RoyTitre : Sous les lunes de Jupiter
Auteur : Anuradha Roy
Lettres Indiennes
Titre original : Sleeping on Jupiter
Traducteur : Myriam Bellehigue
Éditeur : Actes Sud
Nombre de pages : 320
Date de parution : 1 février 2017

 

 » Jarnuli rayonnait vers l’Asie, le monde entier, le système solaire, l’univers. C’était le sortilège secret de tout écolier, et même encore celui de Badal quand il souhaitait echapper à son oncle et à sa tante : vivre sur Jupiter et dormir sous ses nombreuses lunes. »

Nomi, élevée en Norvège par une mère adoptive dont elle ne supporte plus les non-dits, revient en Inde sur les traces de son enfance. Elle a fait le tour du monde, s’asseyant devant chaque mer, attendant que celle-ci lui rappelle le jour où on lui a enlevé sa mère après l’assassinat de sa famille. C’est à Jarnuli, devant l’océan qu’elle a senti la mémoire de son horrible passé. Séquestrée dans un ashram avec d’autres jeunes orphelines, elle fut battue et violée par Guruji, le gourou pédophile soutenu par des disciples riches et puissants.
Sur les traces de son passé, elle s’étonne des chansons tristes du vieux vendeur de thé qui lui rappelle la gentillesse du jardinier de l’ashram. Elle craint un vieux moine qui semble la suivre. Elle détaille les bas reliefs du temple du Soleil où les scènes érotiques la mettent mal à l’aise.

 » Dans l’Inde antique, pas de frontière entre la vie et l’amour. L’érotique, c’est la création, et c’est pour ça qu’on le célèbre dans nos temples. »

Si le parcours de résilience de Nomi est le thème principal du roman, Anuradha Roy ne la laisse pas seule face aux drames du passé.
Nomi rencontre trois vieilles dames dans le train qui la mène à Jarnuli.  Gouri, une grosse dame « moelleuse comme un soufflé », compétente en spiritualité est en proie aux pertes de mémoire. Elle est accompagnée de Vidya et de Latika, une vieille dame coquette qui refuse de vieillir.
Sur place, elle vient tourner un documentaire sur les temples de Jarnuli avec Suraj, un photographe violent en plein divorce qui se révèle être le fils de Vidya.
Badal, guide touristique croise Nomi et les vieilles dames et devient lui aussi une figure importante de tous ces angoissés qui rêvent d’un ailleurs, d’une autre vie.
Et ce marchand ambulant, Johnny Toppo, point de passage de tous les personnages, qui chante ses souvenirs et se contente de peu.

«  Vous savez, les gens comme moi, ça fait longtemps qu’on détruit leurs rêves à force de coups. Pas de temps pour les étoiles. Je demande juste un coin de terre pour dormir, un bout de tissu pour me couvrir et de quoi manger pour mon prochain repas. »

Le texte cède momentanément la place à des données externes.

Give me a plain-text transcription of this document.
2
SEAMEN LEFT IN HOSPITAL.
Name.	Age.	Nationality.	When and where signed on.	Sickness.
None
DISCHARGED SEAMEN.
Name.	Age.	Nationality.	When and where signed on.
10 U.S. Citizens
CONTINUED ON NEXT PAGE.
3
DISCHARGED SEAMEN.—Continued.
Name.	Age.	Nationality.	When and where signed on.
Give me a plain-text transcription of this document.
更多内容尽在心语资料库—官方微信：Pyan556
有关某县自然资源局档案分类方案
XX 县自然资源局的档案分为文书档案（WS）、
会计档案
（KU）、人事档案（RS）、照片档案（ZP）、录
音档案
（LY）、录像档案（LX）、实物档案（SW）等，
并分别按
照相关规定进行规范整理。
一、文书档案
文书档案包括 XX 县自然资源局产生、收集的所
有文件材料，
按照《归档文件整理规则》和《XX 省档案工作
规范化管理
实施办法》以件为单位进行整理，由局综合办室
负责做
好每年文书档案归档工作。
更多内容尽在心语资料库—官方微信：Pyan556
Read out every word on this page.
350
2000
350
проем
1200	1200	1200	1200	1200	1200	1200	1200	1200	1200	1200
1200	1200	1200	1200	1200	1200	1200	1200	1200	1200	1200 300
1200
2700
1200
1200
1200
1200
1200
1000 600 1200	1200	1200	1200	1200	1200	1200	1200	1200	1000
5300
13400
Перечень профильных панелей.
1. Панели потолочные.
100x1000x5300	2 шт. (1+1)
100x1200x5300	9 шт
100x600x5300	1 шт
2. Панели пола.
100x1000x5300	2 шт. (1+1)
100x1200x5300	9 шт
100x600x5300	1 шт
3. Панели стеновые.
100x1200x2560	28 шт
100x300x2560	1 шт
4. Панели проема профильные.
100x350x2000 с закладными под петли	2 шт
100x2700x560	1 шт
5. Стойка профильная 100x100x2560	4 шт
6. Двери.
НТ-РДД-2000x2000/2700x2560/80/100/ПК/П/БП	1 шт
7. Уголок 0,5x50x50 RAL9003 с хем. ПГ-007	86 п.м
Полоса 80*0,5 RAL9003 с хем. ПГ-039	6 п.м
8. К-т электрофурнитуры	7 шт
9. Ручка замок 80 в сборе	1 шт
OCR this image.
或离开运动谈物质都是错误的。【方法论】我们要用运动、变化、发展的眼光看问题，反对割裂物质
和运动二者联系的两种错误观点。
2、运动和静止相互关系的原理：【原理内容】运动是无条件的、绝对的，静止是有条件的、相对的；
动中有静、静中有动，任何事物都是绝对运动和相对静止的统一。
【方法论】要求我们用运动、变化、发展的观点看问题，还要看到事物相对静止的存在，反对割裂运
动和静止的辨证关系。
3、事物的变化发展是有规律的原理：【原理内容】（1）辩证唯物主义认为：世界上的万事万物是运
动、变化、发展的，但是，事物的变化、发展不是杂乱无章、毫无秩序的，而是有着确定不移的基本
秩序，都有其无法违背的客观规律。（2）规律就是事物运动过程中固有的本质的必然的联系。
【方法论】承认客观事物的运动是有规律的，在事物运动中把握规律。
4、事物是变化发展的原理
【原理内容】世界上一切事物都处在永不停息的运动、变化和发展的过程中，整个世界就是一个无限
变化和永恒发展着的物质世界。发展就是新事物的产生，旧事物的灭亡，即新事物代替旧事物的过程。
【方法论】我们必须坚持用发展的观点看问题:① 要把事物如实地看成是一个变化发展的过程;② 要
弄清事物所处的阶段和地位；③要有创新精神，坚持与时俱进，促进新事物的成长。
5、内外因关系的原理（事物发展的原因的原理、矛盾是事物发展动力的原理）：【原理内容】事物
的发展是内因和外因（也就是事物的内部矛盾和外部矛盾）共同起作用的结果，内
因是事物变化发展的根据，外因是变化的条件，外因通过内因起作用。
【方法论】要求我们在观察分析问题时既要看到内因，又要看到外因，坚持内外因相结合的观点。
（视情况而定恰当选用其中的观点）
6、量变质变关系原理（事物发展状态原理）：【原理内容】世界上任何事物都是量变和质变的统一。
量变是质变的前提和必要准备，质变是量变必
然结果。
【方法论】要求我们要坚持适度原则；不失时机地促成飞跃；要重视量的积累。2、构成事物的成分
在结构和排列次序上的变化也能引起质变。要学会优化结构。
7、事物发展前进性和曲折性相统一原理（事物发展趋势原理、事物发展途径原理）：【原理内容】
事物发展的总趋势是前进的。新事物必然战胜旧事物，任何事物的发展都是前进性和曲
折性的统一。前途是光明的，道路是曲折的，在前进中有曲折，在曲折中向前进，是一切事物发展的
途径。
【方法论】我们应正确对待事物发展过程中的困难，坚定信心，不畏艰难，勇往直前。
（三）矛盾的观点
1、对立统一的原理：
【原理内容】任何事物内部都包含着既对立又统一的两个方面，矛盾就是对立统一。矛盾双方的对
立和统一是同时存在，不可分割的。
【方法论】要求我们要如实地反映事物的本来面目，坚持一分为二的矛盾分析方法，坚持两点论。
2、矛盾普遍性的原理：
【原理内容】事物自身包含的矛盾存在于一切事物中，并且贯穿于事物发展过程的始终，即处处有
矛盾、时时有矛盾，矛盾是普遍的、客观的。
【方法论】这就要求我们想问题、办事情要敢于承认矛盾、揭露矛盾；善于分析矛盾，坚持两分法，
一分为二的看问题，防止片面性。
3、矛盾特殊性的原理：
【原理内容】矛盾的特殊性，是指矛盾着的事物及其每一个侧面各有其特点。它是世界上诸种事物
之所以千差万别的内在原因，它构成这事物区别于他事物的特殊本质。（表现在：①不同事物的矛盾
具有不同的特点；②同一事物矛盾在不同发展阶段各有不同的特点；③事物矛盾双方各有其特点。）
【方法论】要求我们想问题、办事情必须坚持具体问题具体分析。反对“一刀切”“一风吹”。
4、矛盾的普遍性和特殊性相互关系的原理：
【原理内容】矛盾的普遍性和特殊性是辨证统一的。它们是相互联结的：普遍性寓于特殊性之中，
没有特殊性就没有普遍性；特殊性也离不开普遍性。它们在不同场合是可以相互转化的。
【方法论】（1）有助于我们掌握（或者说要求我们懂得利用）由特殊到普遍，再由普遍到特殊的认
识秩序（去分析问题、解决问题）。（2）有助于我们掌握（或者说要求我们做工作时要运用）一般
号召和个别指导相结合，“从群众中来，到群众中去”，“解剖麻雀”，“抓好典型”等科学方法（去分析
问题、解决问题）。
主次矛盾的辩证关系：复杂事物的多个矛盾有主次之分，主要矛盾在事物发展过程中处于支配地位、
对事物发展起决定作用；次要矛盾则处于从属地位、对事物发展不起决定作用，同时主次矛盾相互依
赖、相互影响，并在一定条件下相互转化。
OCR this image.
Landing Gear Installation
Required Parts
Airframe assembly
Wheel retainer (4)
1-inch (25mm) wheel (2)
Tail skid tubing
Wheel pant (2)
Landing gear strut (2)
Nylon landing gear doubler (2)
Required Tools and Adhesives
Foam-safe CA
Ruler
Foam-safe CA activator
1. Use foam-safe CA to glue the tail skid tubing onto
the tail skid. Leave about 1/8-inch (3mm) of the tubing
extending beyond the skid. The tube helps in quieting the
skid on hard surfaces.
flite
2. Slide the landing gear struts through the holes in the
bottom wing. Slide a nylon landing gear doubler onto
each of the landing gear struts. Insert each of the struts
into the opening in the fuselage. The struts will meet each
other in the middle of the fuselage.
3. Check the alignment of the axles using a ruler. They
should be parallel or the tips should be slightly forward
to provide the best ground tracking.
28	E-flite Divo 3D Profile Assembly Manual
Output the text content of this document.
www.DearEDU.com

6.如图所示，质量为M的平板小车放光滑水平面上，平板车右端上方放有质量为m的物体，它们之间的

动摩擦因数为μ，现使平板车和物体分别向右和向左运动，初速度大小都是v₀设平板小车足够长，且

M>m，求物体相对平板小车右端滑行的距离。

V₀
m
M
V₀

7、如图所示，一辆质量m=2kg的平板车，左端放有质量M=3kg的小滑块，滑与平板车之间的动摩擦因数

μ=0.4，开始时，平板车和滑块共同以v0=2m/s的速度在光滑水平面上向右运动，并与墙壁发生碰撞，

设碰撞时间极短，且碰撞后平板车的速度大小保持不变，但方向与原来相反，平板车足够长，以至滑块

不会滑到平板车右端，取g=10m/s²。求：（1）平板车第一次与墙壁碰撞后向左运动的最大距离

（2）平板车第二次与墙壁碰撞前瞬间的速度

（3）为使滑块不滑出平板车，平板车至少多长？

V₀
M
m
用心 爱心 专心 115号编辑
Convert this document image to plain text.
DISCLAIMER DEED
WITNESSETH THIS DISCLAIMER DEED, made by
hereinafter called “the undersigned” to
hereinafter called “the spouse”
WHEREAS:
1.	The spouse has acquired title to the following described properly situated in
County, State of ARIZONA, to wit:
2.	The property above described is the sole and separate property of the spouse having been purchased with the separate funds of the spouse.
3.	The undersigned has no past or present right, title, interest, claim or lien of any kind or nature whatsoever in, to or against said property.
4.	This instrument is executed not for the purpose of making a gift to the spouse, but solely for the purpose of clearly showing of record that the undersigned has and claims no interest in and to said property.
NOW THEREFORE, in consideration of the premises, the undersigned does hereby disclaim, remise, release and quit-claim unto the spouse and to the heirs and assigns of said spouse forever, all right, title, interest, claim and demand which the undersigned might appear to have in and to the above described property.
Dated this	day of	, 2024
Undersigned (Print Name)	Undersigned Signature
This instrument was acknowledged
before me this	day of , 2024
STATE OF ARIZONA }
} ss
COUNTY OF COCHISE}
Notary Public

Anuradha Roy construit des personnages complexes, meurtris par des blessures du passé, en proie à un présent insatisfaisant ne leur laissant que peu d’espoir d’avenir serein. Si ce n’est de larguer des bouteilles à la mer, de pouvoir oublier le passé et de libérer de sa propre vie.

«  C’est comme si tu sortais de ta vie. Comme si tu quittais ta propre histoire, que tu disparaissais. Tu n’as pas envie parfois de quitter ta propre vie? »

Les quelques zones d’ombre planant sur le passé ou le présent des personnages ne font que les rendre plus mystérieux, surprenants. Dans cette ville imaginée où la religion est souveraine parmi les temples, les ashrams et les fidèles, les personnages terriblement humains se croisent, traînant leur fardeau  et créant ainsi une traversée hypnotique  très attachante.

⭐️⭐️⭐️⭐️

 

Auteur

contact@surlaroutedejostein.fr

Commentaires

16 février 2017 à 10 h 36 min

Je ne connais pas du tout la littérature indienne, ça serait l’occasion de me lancer 😉



16 février 2017 à 12 h 32 min

Le titre est presque semblable à celui d’un (gros) recueil de nouvelles d’Alice Munro et je pensais que tu allais nous parler de ce dernier ! Celui-ci a l’air très intéressant, et totalement différent 😆 ! Le côté « conte » me séduit malgré la noirceur des thèmes de la secte. Je note !



16 février 2017 à 15 h 50 min

Mon coup de cœur pour le roman indien Un fils en or m’a donné envie de lire davantage de littérature indienne! Je note celui-ci 🙂



16 février 2017 à 15 h 56 min

Pas fan de littérature indienne, malgré ton billet tentateur.



17 février 2017 à 19 h 07 min

que d’éloges ! Je ne connais absolument pas!